Mais dans ce pays d’Asie du Sud, où l’industrie du vêtement est le cœur de sa croissance, le pouvoir d’achat des ouvriers est au plus bas. Fortement touchés par l’inflation, qui a atteint près de 10 % en octobre, et la forte dépréciation du taka par rapport au dollar américain, les travailleurs ne s’en sortent plus. «Leur revendication de 23 000 takas ne vient pas de nulle part, souligne Salma Lamqaddam. Des études ont montré que c’était la somme minimale pour sortir du seuil de pauvreté. Donc on n’est même pas encore au stade du salaire décent.»

Le comité du salaire minimum se réunit tous les cinq ans pour augmenter le salaire de base. La dernière hausse, qui remonte à décembre 2018, avait permis de le faire passer de 5 000 à un peu plus de 8 000 takas par mois. «Aujourd’hui, si les ouvriers refusent la hausse de 25 %, c’est parce qu’ils savent que s’ils acceptent, ils seront bloqués pendant encore cinq ans, avec des revenus trop faibles pour s’en sortir», insiste la chargée de campagne pour ActionAid.

«Le silence des marques est assourdissant»

Au-delà d’une augmentation de salaires, les ouvriers du textile plaident aussi pour de meilleures conditions de travail. Au Bangladesh, les journées interminables sont fréquentes dans le secteur du textile, amenant les salariés à rester assis parfois «jusqu’à 18 heures par jour», déplore Salma Lamqaddam. «Ils ont des cadences infernales, des objectifs de rentabilité irréalistes, et des droits sociaux presque inexistants. Sans oublier les violences sexistes et sexuelles que subissent les femmes, majoritaires.»
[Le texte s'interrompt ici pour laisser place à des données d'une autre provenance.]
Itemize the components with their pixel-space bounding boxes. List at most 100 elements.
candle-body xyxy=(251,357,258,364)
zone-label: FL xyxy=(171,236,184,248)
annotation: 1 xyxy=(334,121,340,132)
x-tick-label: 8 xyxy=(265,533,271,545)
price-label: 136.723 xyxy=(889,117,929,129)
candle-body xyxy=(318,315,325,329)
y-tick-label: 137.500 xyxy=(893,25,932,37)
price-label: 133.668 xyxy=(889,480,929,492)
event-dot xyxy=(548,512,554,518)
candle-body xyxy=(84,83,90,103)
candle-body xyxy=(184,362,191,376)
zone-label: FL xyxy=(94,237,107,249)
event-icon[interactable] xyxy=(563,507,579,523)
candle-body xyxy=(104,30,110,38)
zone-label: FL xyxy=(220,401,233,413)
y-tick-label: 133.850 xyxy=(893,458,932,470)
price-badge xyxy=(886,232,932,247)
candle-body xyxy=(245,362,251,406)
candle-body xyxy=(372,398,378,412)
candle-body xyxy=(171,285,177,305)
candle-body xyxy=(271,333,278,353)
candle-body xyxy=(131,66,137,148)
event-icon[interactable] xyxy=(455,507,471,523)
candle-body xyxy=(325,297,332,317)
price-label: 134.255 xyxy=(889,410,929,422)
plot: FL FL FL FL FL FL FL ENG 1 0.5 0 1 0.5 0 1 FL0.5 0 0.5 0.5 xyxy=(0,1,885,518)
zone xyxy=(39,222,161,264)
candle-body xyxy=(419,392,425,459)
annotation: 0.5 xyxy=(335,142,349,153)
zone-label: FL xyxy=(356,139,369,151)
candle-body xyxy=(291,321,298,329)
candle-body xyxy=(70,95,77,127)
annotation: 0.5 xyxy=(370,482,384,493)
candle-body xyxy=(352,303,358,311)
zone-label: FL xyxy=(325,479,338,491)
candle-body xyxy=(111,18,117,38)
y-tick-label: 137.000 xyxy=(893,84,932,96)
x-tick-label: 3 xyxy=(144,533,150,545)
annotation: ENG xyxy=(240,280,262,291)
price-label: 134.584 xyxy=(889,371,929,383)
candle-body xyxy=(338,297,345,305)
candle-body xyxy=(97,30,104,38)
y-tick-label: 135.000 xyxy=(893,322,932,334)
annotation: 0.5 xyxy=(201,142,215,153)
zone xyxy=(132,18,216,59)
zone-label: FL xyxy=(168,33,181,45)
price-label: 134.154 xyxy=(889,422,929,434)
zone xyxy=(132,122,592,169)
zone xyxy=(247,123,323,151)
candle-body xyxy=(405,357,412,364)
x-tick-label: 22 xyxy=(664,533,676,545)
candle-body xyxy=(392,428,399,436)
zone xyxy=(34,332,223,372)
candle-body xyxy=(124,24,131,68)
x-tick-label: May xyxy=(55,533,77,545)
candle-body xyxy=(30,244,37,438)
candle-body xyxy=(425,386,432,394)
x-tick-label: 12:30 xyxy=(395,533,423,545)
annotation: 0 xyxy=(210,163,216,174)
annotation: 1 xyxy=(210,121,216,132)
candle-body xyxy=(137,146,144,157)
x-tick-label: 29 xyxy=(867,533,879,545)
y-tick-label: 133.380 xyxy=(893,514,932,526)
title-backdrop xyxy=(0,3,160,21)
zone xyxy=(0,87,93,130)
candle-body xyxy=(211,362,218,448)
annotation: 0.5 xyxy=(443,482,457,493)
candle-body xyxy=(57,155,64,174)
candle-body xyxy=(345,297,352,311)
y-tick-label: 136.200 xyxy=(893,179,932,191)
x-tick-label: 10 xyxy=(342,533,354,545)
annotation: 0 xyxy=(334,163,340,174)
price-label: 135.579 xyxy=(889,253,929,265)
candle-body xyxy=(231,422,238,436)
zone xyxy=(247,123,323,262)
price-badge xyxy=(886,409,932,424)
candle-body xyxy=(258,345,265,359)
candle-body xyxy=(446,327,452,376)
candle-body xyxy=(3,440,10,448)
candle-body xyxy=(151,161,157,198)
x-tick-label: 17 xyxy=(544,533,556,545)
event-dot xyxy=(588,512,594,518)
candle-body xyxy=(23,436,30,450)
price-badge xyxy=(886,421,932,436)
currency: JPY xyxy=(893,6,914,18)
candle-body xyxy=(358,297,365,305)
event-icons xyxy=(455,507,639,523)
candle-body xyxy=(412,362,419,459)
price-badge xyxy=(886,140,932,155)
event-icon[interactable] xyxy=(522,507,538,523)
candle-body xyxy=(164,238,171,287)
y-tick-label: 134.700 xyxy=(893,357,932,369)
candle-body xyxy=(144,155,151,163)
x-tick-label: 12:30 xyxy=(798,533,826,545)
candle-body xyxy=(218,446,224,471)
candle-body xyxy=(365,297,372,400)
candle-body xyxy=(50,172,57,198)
En 2013, la tragédie du Rana Plaza, une usine textile qui s’était effondrée à Dacca, tuant plus de 1 100 ouvriers et en blessant 2 500 autres, avait permis de mettre en lumière les dérives de l’industrie textile au Bangladesh. Face aux critiques, le pays avait alors réévalué les salaires et conclu un accord sur la sécurité des ateliers. Mais force est de constater, dix ans plus tard, que les progrès sont minimes. «Certes, la sécurité s’est renforcée, admet la membre de l’ONG de solidarité internationale. Mais le rythme de travail reste infernal. Et en dix ans, on a vu l’essor des marques d’ultra fast fashion, qui ont poussé encore plus loin la logique perverse de production de masse.»

De grandes marques, dont Adidas, Puma ou encore Hugo Boss, ont écrit en octobre à la Première ministre du Bangladesh, Sheikh Hasina, ayant «remarqué» que les salaires nets mensuels moyens n’avaient «pas été ajustés depuis 2019 alors que l’inflation a considérablement augmenté au cours de cette période», avant d’ajouter qu’elles souhaitaient «une heureuse conclusion» aux négociations salariales. Une prise de conscience tardive et largement insuffisante selon les associations. «Les marques ont une responsabilité, un rôle à jouer, insiste Salma Lamqaddam. Depuis le début du mouvement, aucune n’a pris des engagements réels. Leur silence est assourdissant.» Même si, admet la chargée de campagne, un «gros risque» demeure : que les enseignes finissent par se tourner vers d’autres pays, dans lesquels le coût du travail est encore plus faible qu’au Bangladesh.